Резь возникла в глазах, и глаза стали моргать и слипаться. Дыхание перехватило. Мне показалось, что окружающий туман липнет к моему телу, впитывается в поры и там, внутри меня, будто склеивает мне легкие, сердце и печень. Мне почудилось, что серый солнечный туман как бы притягивает, всасывает и поглощает меня, и что скоро, очень скоро я растворюсь в нем и совершенно исчезну.
Я изо всех сил распахнул глаза и как можно шире разинул рот, чтобы набрать в грудь побольше воздуха и не задохнуться.
И очень издалека – и одновременно в двух шагах от меня – голос прокричал:
«Что видишь?! Рассказывай! Не молчи! Говори, проклятый заика!!»
Я слова не мог вымолвить. Но видел все четче и яснее. Там, в конце коридора, башни, стены и шеи-колонны вдруг слились в бесформенную синюю массу, и это синее и шумное рванулось и понеслось по серому проходу, окруженное сверкающими водяными брызгами или облепленное светящимися прозрачными мошками.
Грохот и скрежет стремительно и угрожающе нарастали. И мне почудилось, что на нас несется гигантская волна, в которой пена – кони, молнии по бокам – колеса, а сама волна – страшная колесница.

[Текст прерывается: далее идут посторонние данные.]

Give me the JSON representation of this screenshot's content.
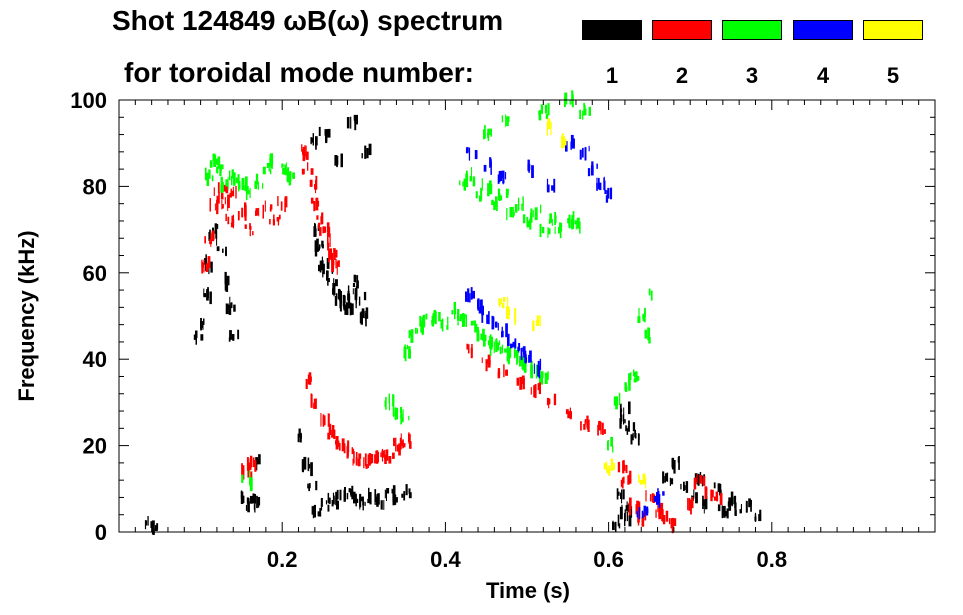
{
  "title_line1": "Shot 124849 ωB(ω) spectrum",
  "title_line2": "for toroidal mode number:",
  "legend": [
    {
      "label": "1",
      "color": "#000000"
    },
    {
      "label": "2",
      "color": "#ff0000"
    },
    {
      "label": "3",
      "color": "#00ff00"
    },
    {
      "label": "4",
      "color": "#0000ff"
    },
    {
      "label": "5",
      "color": "#ffff00"
    }
  ],
  "chart_data": {
    "type": "scatter",
    "title": "Shot 124849 ωB(ω) spectrum for toroidal mode number",
    "xlabel": "Time (s)",
    "ylabel": "Frequency (kHz)",
    "xlim": [
      0.0,
      1.0
    ],
    "ylim": [
      0,
      100
    ],
    "xticks": [
      0.2,
      0.4,
      0.6,
      0.8
    ],
    "xtick_labels": [
      "0.2",
      "0.4",
      "0.6",
      "0.8"
    ],
    "yticks": [
      0,
      20,
      40,
      60,
      80,
      100
    ],
    "ytick_labels": [
      "0",
      "20",
      "40",
      "60",
      "80",
      "100"
    ],
    "series": [
      {
        "name": "1",
        "color": "#000000",
        "points": [
          [
            0.035,
            2
          ],
          [
            0.045,
            1
          ],
          [
            0.095,
            45
          ],
          [
            0.1,
            48
          ],
          [
            0.105,
            55
          ],
          [
            0.11,
            62
          ],
          [
            0.115,
            68
          ],
          [
            0.12,
            70
          ],
          [
            0.125,
            65
          ],
          [
            0.13,
            58
          ],
          [
            0.135,
            52
          ],
          [
            0.14,
            45
          ],
          [
            0.155,
            8
          ],
          [
            0.16,
            6
          ],
          [
            0.165,
            7
          ],
          [
            0.17,
            16
          ],
          [
            0.225,
            22
          ],
          [
            0.23,
            15
          ],
          [
            0.235,
            10
          ],
          [
            0.24,
            70
          ],
          [
            0.245,
            66
          ],
          [
            0.25,
            62
          ],
          [
            0.255,
            60
          ],
          [
            0.26,
            58
          ],
          [
            0.265,
            56
          ],
          [
            0.27,
            54
          ],
          [
            0.275,
            53
          ],
          [
            0.28,
            52
          ],
          [
            0.285,
            55
          ],
          [
            0.29,
            58
          ],
          [
            0.295,
            54
          ],
          [
            0.3,
            50
          ],
          [
            0.24,
            5
          ],
          [
            0.25,
            6
          ],
          [
            0.26,
            7
          ],
          [
            0.27,
            8
          ],
          [
            0.28,
            9
          ],
          [
            0.29,
            8
          ],
          [
            0.3,
            7
          ],
          [
            0.31,
            8
          ],
          [
            0.32,
            7
          ],
          [
            0.33,
            9
          ],
          [
            0.34,
            8
          ],
          [
            0.35,
            9
          ],
          [
            0.24,
            90
          ],
          [
            0.25,
            92
          ],
          [
            0.27,
            86
          ],
          [
            0.285,
            95
          ],
          [
            0.3,
            88
          ],
          [
            0.61,
            2
          ],
          [
            0.615,
            8
          ],
          [
            0.62,
            5
          ],
          [
            0.625,
            3
          ],
          [
            0.615,
            26
          ],
          [
            0.62,
            28
          ],
          [
            0.625,
            24
          ],
          [
            0.63,
            22
          ],
          [
            0.67,
            12
          ],
          [
            0.68,
            16
          ],
          [
            0.69,
            10
          ],
          [
            0.7,
            8
          ],
          [
            0.71,
            12
          ],
          [
            0.72,
            6
          ],
          [
            0.73,
            10
          ],
          [
            0.74,
            5
          ],
          [
            0.75,
            7
          ],
          [
            0.76,
            5
          ],
          [
            0.77,
            6
          ],
          [
            0.78,
            4
          ]
        ]
      },
      {
        "name": "2",
        "color": "#ff0000",
        "points": [
          [
            0.105,
            62
          ],
          [
            0.11,
            68
          ],
          [
            0.115,
            75
          ],
          [
            0.12,
            78
          ],
          [
            0.125,
            80
          ],
          [
            0.13,
            76
          ],
          [
            0.135,
            72
          ],
          [
            0.14,
            78
          ],
          [
            0.15,
            74
          ],
          [
            0.16,
            70
          ],
          [
            0.17,
            74
          ],
          [
            0.18,
            75
          ],
          [
            0.19,
            72
          ],
          [
            0.2,
            76
          ],
          [
            0.155,
            14
          ],
          [
            0.16,
            16
          ],
          [
            0.225,
            88
          ],
          [
            0.23,
            84
          ],
          [
            0.235,
            80
          ],
          [
            0.24,
            76
          ],
          [
            0.245,
            73
          ],
          [
            0.25,
            70
          ],
          [
            0.255,
            67
          ],
          [
            0.26,
            64
          ],
          [
            0.265,
            62
          ],
          [
            0.23,
            35
          ],
          [
            0.24,
            30
          ],
          [
            0.25,
            26
          ],
          [
            0.26,
            23
          ],
          [
            0.27,
            20
          ],
          [
            0.28,
            19
          ],
          [
            0.29,
            17
          ],
          [
            0.3,
            16
          ],
          [
            0.31,
            17
          ],
          [
            0.32,
            18
          ],
          [
            0.33,
            17
          ],
          [
            0.34,
            20
          ],
          [
            0.35,
            21
          ],
          [
            0.43,
            42
          ],
          [
            0.45,
            39
          ],
          [
            0.47,
            37
          ],
          [
            0.49,
            35
          ],
          [
            0.51,
            33
          ],
          [
            0.53,
            30
          ],
          [
            0.55,
            27
          ],
          [
            0.57,
            25
          ],
          [
            0.59,
            24
          ],
          [
            0.615,
            15
          ],
          [
            0.62,
            12
          ],
          [
            0.63,
            6
          ],
          [
            0.64,
            3
          ],
          [
            0.65,
            8
          ],
          [
            0.66,
            5
          ],
          [
            0.67,
            3
          ],
          [
            0.68,
            2
          ],
          [
            0.7,
            6
          ],
          [
            0.71,
            12
          ],
          [
            0.72,
            10
          ],
          [
            0.73,
            8
          ]
        ]
      },
      {
        "name": "3",
        "color": "#00ff00",
        "points": [
          [
            0.11,
            82
          ],
          [
            0.115,
            86
          ],
          [
            0.12,
            84
          ],
          [
            0.13,
            80
          ],
          [
            0.14,
            82
          ],
          [
            0.15,
            80
          ],
          [
            0.16,
            79
          ],
          [
            0.17,
            81
          ],
          [
            0.18,
            84
          ],
          [
            0.19,
            86
          ],
          [
            0.2,
            84
          ],
          [
            0.21,
            82
          ],
          [
            0.155,
            12
          ],
          [
            0.35,
            42
          ],
          [
            0.36,
            46
          ],
          [
            0.37,
            48
          ],
          [
            0.38,
            49
          ],
          [
            0.39,
            50
          ],
          [
            0.4,
            48
          ],
          [
            0.41,
            51
          ],
          [
            0.42,
            49
          ],
          [
            0.43,
            48
          ],
          [
            0.44,
            46
          ],
          [
            0.45,
            44
          ],
          [
            0.46,
            43
          ],
          [
            0.47,
            42
          ],
          [
            0.48,
            41
          ],
          [
            0.49,
            40
          ],
          [
            0.5,
            39
          ],
          [
            0.51,
            37
          ],
          [
            0.52,
            36
          ],
          [
            0.33,
            30
          ],
          [
            0.34,
            28
          ],
          [
            0.35,
            26
          ],
          [
            0.42,
            80
          ],
          [
            0.43,
            82
          ],
          [
            0.44,
            78
          ],
          [
            0.45,
            80
          ],
          [
            0.46,
            76
          ],
          [
            0.47,
            78
          ],
          [
            0.48,
            74
          ],
          [
            0.49,
            76
          ],
          [
            0.5,
            72
          ],
          [
            0.51,
            74
          ],
          [
            0.52,
            70
          ],
          [
            0.53,
            72
          ],
          [
            0.54,
            70
          ],
          [
            0.55,
            72
          ],
          [
            0.56,
            71
          ],
          [
            0.45,
            92
          ],
          [
            0.47,
            95
          ],
          [
            0.52,
            97
          ],
          [
            0.55,
            100
          ],
          [
            0.57,
            97
          ],
          [
            0.6,
            20
          ],
          [
            0.61,
            30
          ],
          [
            0.62,
            34
          ],
          [
            0.63,
            36
          ],
          [
            0.64,
            50
          ],
          [
            0.645,
            45
          ],
          [
            0.65,
            55
          ]
        ]
      },
      {
        "name": "4",
        "color": "#0000ff",
        "points": [
          [
            0.43,
            55
          ],
          [
            0.44,
            52
          ],
          [
            0.45,
            50
          ],
          [
            0.46,
            48
          ],
          [
            0.47,
            46
          ],
          [
            0.48,
            44
          ],
          [
            0.49,
            42
          ],
          [
            0.5,
            40
          ],
          [
            0.51,
            38
          ],
          [
            0.43,
            88
          ],
          [
            0.45,
            85
          ],
          [
            0.47,
            82
          ],
          [
            0.5,
            84
          ],
          [
            0.53,
            80
          ],
          [
            0.55,
            90
          ],
          [
            0.57,
            88
          ],
          [
            0.58,
            84
          ],
          [
            0.59,
            80
          ],
          [
            0.6,
            78
          ],
          [
            0.64,
            5
          ],
          [
            0.66,
            8
          ]
        ]
      },
      {
        "name": "5",
        "color": "#ffff00",
        "points": [
          [
            0.47,
            53
          ],
          [
            0.48,
            50
          ],
          [
            0.51,
            48
          ],
          [
            0.53,
            94
          ],
          [
            0.545,
            91
          ],
          [
            0.6,
            15
          ],
          [
            0.64,
            12
          ]
        ]
      }
    ]
  }
}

«Несется!.. На нас!.. Сейчас раздавит!..» – прохрипел я.
«Пригнись! Ложись! На дно лодки!» – над самым ухом у меня закричал голос, так громко, что я на некоторое время оглох.
Я резко подался вперед и ударился лицом о что-то жесткое и твердое.
И зажмурился от неожиданной боли.
А когда разлепил глаза, обнаружил, что сижу на дне лодки, обхватив руками ноги Рыбака и уткнувшись в них лицом.
Я поднял взгляд, и увидел лицо моего спутника. Лицо это улыбалось, а губы двигались и произносили какие-то слова, которые я, оглушенный, не слышал.
Я посмотрел в сторону и – представь себе, Луций! – увидел вокруг себя поразительную ясность: то есть ни малейших следов тумана, а наш, гельветский берег так четко просматривался, что можно было пересчитать лодки возле причала.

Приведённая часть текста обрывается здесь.